Here we have a basketball mystery: a player is widely regarded inside the N.B.A. as, at best, a replaceable cog in a machine driven by superstars. And yet every team he has ever played on has acquired some magical ability to win.

He may not grab huge numbers of rebounds, but he has an uncanny ability to improve his teammates’ rebounding. He doesn’t shoot much, but when he does, he takes only the most efficient shots. He also has a knack for getting the ball to teammates who are in a position to do the same, and he commits few turnovers. On defense, although he routinely guards the N.B.A.’s most prolific scorers, he significantly ­reduces their shooting percentages. At the same time he somehow improves the defensive efficiency of his teammates...

... the big challenge on any basketball court is to measure the right things. The five players on any basketball team are far more than the sum of their parts; the Rockets devote a lot of energy to untangling subtle interactions among the team’s elements. To get at this they need something that basketball hasn’t historically supplied: meaningful statistics.

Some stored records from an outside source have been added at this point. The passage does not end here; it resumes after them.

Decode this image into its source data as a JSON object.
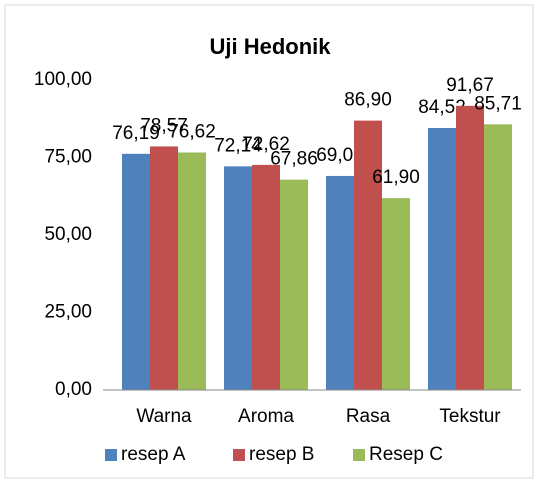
{
  "chart_data": {
    "type": "bar",
    "title": "Uji Hedonik",
    "categories": [
      "Warna",
      "Aroma",
      "Rasa",
      "Tekstur"
    ],
    "series": [
      {
        "name": "resep A",
        "color": "#4f81bd",
        "values": [
          76.19,
          72.14,
          69.05,
          84.52
        ],
        "value_labels": [
          "76,19",
          "72,14",
          "69,05",
          "84,52"
        ]
      },
      {
        "name": "resep B",
        "color": "#c0504d",
        "values": [
          78.57,
          72.62,
          86.9,
          91.67
        ],
        "value_labels": [
          "78,57",
          "72,62",
          "86,90",
          "91,67"
        ]
      },
      {
        "name": "Resep C",
        "color": "#9bbb59",
        "values": [
          76.62,
          67.86,
          61.9,
          85.71
        ],
        "value_labels": [
          "76,62",
          "67,86",
          "61,90",
          "85,71"
        ]
      }
    ],
    "ylim": [
      0,
      100
    ],
    "yticks": [
      {
        "value": 0,
        "label": "0,00"
      },
      {
        "value": 25,
        "label": "25,00"
      },
      {
        "value": 50,
        "label": "50,00"
      },
      {
        "value": 75,
        "label": "75,00"
      },
      {
        "value": 100,
        "label": "100,00"
      }
    ],
    "grid": false,
    "legend": "bottom"
  }
}
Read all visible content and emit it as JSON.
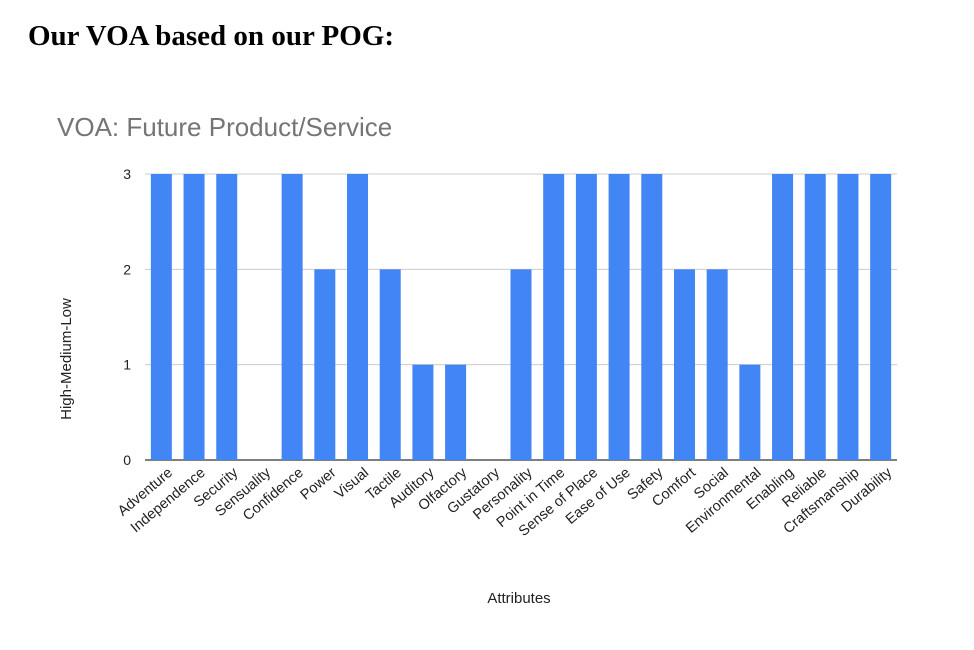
{
  "page": {
    "heading": "Our VOA based on our POG:"
  },
  "chart_data": {
    "type": "bar",
    "title": "VOA: Future Product/Service",
    "xlabel": "Attributes",
    "ylabel": "High-Medium-Low",
    "ylim": [
      0,
      3
    ],
    "yticks": [
      "0",
      "1",
      "2",
      "3"
    ],
    "grid": true,
    "categories": [
      "Adventure",
      "Independence",
      "Security",
      "Sensuality",
      "Confidence",
      "Power",
      "Visual",
      "Tactile",
      "Auditory",
      "Olfactory",
      "Gustatory",
      "Personality",
      "Point in Time",
      "Sense of Place",
      "Ease of Use",
      "Safety",
      "Comfort",
      "Social",
      "Environmental",
      "Enabling",
      "Reliable",
      "Craftsmanship",
      "Durability"
    ],
    "values": [
      3,
      3,
      3,
      0,
      3,
      2,
      3,
      2,
      1,
      1,
      0,
      2,
      3,
      3,
      3,
      3,
      2,
      2,
      1,
      3,
      3,
      3,
      3
    ],
    "bar_color": "#4285f4"
  }
}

There is a tension, peculiar to basketball, between the interests of the team and the interests of the individual. The game continually tempts the people who play it to do things that are not in the interest of the group.

... [in the game], the player, in his play, faces choices between maximizing his own perceived self-interest and winning. The choices are sufficiently complex that there is a fair chance he doesn’t fully grasp that he is making them.

... instead of grabbing uncertainly for a rebound, for instance, Battier would tip the ball more certainly to a teammate. Guarding a lesser rebounder, Battier would, when the ball was in the air, leave his own man and block out the other team’s best rebounder.  A player whom Morey describes as “a marginal N.B.A. athlete” not only guards one of the greatest — and smartest — offensive threats ever to play the game - but renders him a detriment to his team.

Knowing the odds, Battier can pursue an inherently uncertain strategy with total certainty. He can devote himself to a process and disregard the outcome of any given encounter.